Neben Petro Mamo aus Eritrea, Jonathan Wyatt und Robbie Simpson aus England
trafen wir vor dem Start auch David, der am Vortag direkt von seinem
hervorragenden 2. Platz beim Schneeberglauf (hinter Petro Mamo) angereist
war.
Bei keinem anderen Lauf wird so schnell gestartet wie beim
Hochfelln-Berglauf. Warum, ist Andrea und mir ein Rätsel, da die Strecke zu
Beginn breit und nur leicht ansteigend ist. Trotzdem rennen die ersten 150
Läufer nach dem Startschuss aus einer alten Kanone los, als gäbe es nach
der ersten Kurve Freibier und dahinter kein Morgen. Ich rutschte noch dazu
gleich beim ersten Schritt auf der nassen Wiese aus und brauchte die
nächsten 10 Schritte, um einen Sturz zu vermeiden. Rund um mich brausten
und drängten die Läufer vorbei und auch Andrea, die ja normalerweise nicht
gerade langsam startet, hatte das Gefühl, mitten in einer flüchtenden
Rinderherde zu stecken. Mit der Zeit beruhigte sich die Menge und ich fand
meinen Platz schätzungsweise an 100. Stelle. Andrea sah ich nicht eine
einzige Sekunde, da das Gedränge zwischen uns zu dicht war.
Ihr geheimes Ziel war der eigene Streckenrekord aus dem Super-Berglaufjahr
2008, keine leichte Aufgabe. So machte sie jedenfalls mächtig Druck und war
auch für die zweitplatzierte Frau sofort außer Sichtweite. Diese sah ich
etwa 20 Sekunden vor mir laufen, während ich unmittelbar hinter der
Dritten, Antonella Confortola das Rennen zunächst vorsichtig anging und
trotzdem einen nach dem anderen überholte. Die ersten 3 km steigen nur
mäßig an, ein Schnitt von 4:20 mink war möglich. Dann wird es deutlich
steiler und ab km 5 auch technisch schwieriger mit hohen Stufen, Steinen
und Wurzeln und noch steiler. Man erreicht die Mittelstation der Seilbahn,
läuft aus dem Wald auf eine Alm und einen nach wie vor sehr steilen, aber
breiteren Wanderweg. Dort gab es eine Zwischenzeitmessung - für mich nach
29:02 min - was den 65. Platz bedeutete.
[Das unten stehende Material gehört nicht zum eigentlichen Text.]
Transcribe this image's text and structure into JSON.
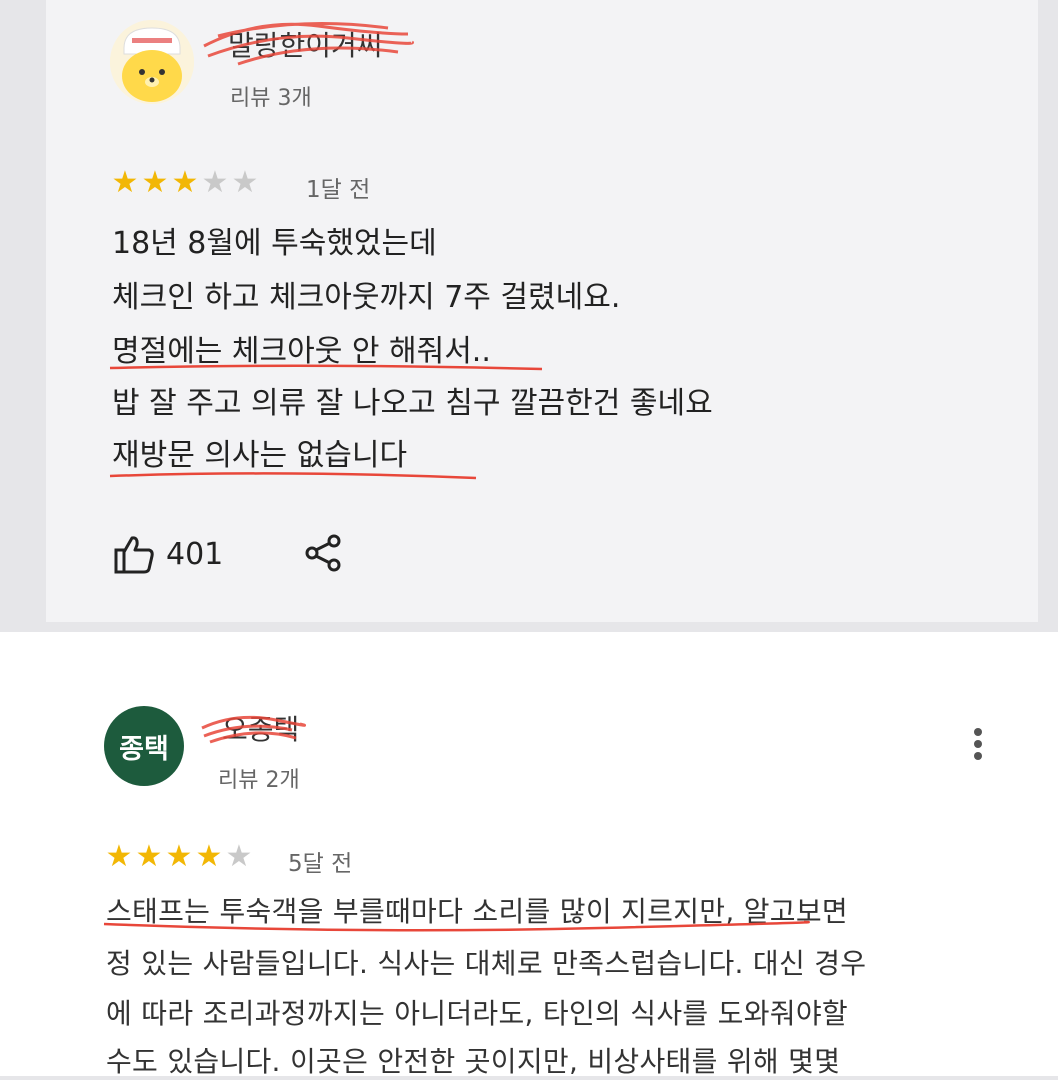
{
  "reviews": [
    {
      "username": "말랑한이거씨",
      "review_count": "리뷰 3개",
      "rating": 3,
      "max_rating": 5,
      "date": "1달 전",
      "lines": [
        "18년 8월에 투숙했었는데",
        "체크인 하고 체크아웃까지 7주 걸렸네요.",
        "명절에는 체크아웃 안 해줘서..",
        "밥 잘 주고 의류 잘 나오고 침구 깔끔한건 좋네요",
        "재방문 의사는 없습니다"
      ],
      "likes": "401",
      "avatar_icon": "bear-chef-avatar"
    },
    {
      "username": "오종택",
      "avatar_text": "종택",
      "review_count": "리뷰 2개",
      "rating": 4,
      "max_rating": 5,
      "date": "5달 전",
      "lines": [
        "스태프는 투숙객을 부를때마다 소리를 많이 지르지만, 알고보면",
        "정 있는 사람들입니다. 식사는 대체로 만족스럽습니다. 대신 경우",
        "에 따라 조리과정까지는 아니더라도, 타인의 식사를 도와줘야할",
        "수도 있습니다. 이곳은 안전한 곳이지만, 비상사태를 위해 몇몇"
      ],
      "avatar_color": "#1d5b3d"
    }
  ],
  "colors": {
    "star_on": "#f2b705",
    "star_off": "#c9c9c9",
    "scribble": "#e8473a"
  },
  "icons": [
    "thumbs-up-icon",
    "share-icon",
    "more-vert-icon"
  ]
}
Gut dreieinhalb Minuten davor war
Andrea mit 25:29 min als 17. durchgekommen (diesen Gesamtrang behielt sie
bis zum Schluss) und hatte schon 3:10 Vorsprung auf die Zweite und 3:30 auf
die Dritte. Nach der Alm kommen bald wieder Stufen und ein enger, steiniger
und steiler Weg, der sich nicht enden wollend in Serpentinen nach oben
windet. Je weiter man nach oben kommt, desto schwieriger wird der
Untergrund. Lockere Steine und unterschiedlich hohe Stufen machten es mir
schwer, die Schritte richtig zu setzen und kosteten viel Kraft. Kraft, die
mir nach und nach ausging, während sie bei Andrea noch reichlich vorhanden
war! Und so vergrößerte sie ihren Vorsprung immer weiter, gleichzeitig
verlor ich leider den Anschluss an die dritte Dame. Zwar konnte ich noch
einige wenige Konkurrenten überholen, wurde aber auch selbst 2 oder 3 Mal
überholt.
Obwohl Andrea super unterwegs war, hatte sie leider keinen Anhaltspunkt,
wie sie im Vergleich zu ihrer Bestzeit lag. Mittlerweile lief sie relativ
allein, 10 Sekunden vor und hinter ihr war niemand. Vielleicht fehlte nach
den vielen Höhepunkten des heurigen Jahres auch ein klein wenig der
allerletzte Biss, jedenfalls wurde es gegen Ende ganz knapp mit dem
Streckenrekord. Während ich den letzten Kilometer in Angriff nahm, sah
Andrea, die den Streckenrekord in den Minuten davor schon sicher verloren
geglaubt hatte, auf der allerletzten extrem steile Rampe, 15 Sekunden vor
dem Ziel, dass es doch noch ganz eng war und begann einen gewaltigen
Schlusssprint. Dabei rutschte sie im feuchten Gras und auf der nassen Erde
10 Meter vor dem Ziel 2 Mal aus, stürmte dann irgendwie über die Ziellinie
und - musste erst mal warten... Zunächst 6:20 min auf die Zweite, die
Deutsche Julia Viellehner, die überraschend alle Berglaufspezialistinnen
abgehängt hatte und deutsche Meisterin wurde, weitere 40 Sekunden auf die
Dritte, Antonella Confortola-Wyatt und noch einmal 20 Sekunden auf mich.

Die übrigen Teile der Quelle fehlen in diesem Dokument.